People often ask us…”How do I start troubleshooting?” Where do you begin fixing whatever technical problem is currently plaguing you or your users? Before you try turning it off and on again though, there are some important first steps that will make your future problem-solving just a little bit easier.
Your technology is interconnected… what can seem like an error with one device or system can actually stem from another device or system. When attempting to solve these issues, it is often necessary to contact a vendor or even multiple vendors. It’s important to have the necessary contact information on hand.
Common providers you should have quick and easy access to include your Internet Service Provider (e.g. Comcast), your telephone service provider (e.g. BayRing Communications) and your telephone system support provider (e.g. Avaya), and your IT service provider (e.g. Daystar). In addition to their contact information (both during business hours and after hours), be sure to record your account number. Remember too that your issue may consist of a lack of Internet and/or network access; keep a hard copy of your key contacts information in an accessible place in the event of an emergency.
Next, for e-mail and website issues, you need to document your domain, hosting, and e-mail routing configurations. Keep a record of all domain names, where they are registered, and how to access them (user names and passwords). Furthermore, document contact and account information for your website host, domain name servers (DNS) host, and DNS administrator. Note your e-mail host contact information and account number and detail out your e-mail routing configuration, including MX records, filtering services, and mail servers.
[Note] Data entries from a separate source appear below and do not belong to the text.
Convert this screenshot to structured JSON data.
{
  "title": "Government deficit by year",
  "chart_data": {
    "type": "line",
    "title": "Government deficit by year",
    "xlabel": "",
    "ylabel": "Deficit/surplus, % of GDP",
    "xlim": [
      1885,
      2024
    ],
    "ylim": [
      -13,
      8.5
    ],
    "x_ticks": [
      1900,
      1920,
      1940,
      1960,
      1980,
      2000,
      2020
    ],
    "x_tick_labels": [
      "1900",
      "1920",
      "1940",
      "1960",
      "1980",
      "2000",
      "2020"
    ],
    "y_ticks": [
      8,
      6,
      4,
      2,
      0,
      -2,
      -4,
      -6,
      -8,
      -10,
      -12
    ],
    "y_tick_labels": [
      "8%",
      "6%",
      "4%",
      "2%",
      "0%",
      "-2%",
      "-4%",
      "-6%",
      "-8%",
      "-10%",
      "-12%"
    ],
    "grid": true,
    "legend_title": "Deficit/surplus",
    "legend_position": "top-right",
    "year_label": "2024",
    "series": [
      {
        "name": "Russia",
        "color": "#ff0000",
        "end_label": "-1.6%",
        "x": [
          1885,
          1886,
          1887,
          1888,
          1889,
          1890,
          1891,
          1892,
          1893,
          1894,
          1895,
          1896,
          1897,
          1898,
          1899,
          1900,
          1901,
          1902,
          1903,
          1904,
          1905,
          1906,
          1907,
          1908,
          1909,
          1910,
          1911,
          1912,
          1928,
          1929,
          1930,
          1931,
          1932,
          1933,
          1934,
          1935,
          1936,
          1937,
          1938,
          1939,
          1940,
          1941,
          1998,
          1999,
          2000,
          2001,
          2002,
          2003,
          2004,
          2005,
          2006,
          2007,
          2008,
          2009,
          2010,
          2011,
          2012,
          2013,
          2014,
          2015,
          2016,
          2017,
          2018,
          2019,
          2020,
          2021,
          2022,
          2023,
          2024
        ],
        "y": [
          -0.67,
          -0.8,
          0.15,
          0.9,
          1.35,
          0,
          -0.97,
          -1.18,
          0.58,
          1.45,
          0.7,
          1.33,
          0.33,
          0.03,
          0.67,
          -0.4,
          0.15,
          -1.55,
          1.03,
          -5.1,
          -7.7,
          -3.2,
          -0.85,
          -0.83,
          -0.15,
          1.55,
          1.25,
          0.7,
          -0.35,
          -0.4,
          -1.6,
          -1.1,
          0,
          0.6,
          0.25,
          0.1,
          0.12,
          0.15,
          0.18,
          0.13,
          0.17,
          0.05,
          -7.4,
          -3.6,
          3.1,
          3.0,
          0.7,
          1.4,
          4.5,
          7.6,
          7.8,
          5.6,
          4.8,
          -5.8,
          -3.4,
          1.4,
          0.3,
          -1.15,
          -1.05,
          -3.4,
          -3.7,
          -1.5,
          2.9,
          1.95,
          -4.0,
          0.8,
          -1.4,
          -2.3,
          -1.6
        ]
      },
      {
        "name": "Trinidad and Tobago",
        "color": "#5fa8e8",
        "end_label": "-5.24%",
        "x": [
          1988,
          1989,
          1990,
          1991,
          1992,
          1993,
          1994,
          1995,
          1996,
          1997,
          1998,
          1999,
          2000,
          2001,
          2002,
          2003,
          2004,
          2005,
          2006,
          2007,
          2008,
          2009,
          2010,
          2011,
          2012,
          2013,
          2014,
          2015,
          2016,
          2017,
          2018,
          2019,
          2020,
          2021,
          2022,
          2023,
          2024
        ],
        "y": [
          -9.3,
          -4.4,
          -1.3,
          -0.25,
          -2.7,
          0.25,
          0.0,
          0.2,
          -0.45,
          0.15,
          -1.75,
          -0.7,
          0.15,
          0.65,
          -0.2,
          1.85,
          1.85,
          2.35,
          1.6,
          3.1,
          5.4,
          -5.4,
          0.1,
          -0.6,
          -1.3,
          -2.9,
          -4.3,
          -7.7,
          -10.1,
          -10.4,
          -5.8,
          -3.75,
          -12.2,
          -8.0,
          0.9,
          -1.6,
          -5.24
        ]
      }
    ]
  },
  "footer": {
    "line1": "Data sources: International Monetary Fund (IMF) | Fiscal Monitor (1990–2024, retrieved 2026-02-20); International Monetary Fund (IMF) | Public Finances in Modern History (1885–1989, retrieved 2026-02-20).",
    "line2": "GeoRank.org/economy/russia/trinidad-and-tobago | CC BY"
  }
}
When problems occur, the more information you have, the better. Documented asset management, complete with hardware and warranty information, and licensing inventory with product keys, will help you get support faster. For example, if you need to call Dell about a fried laptop, it will help to have your warranty information handy, and any software licensing associated with the particular device. Standardizing your hardware and software can help facilitate asset management documentation.
It does take some time to gather this data, and to keep it updated. But, it will be worth it at 6:57 a.m. on the morning of a big presentation when the laptop containing the presentation dies, or when you’re on a 5:00 p.m. deadline and, at 2:30, the office network and all Internet connectivity goes down. You’ll have enough headaches at times like those...at least getting to the people and information you need shouldn’t add to it.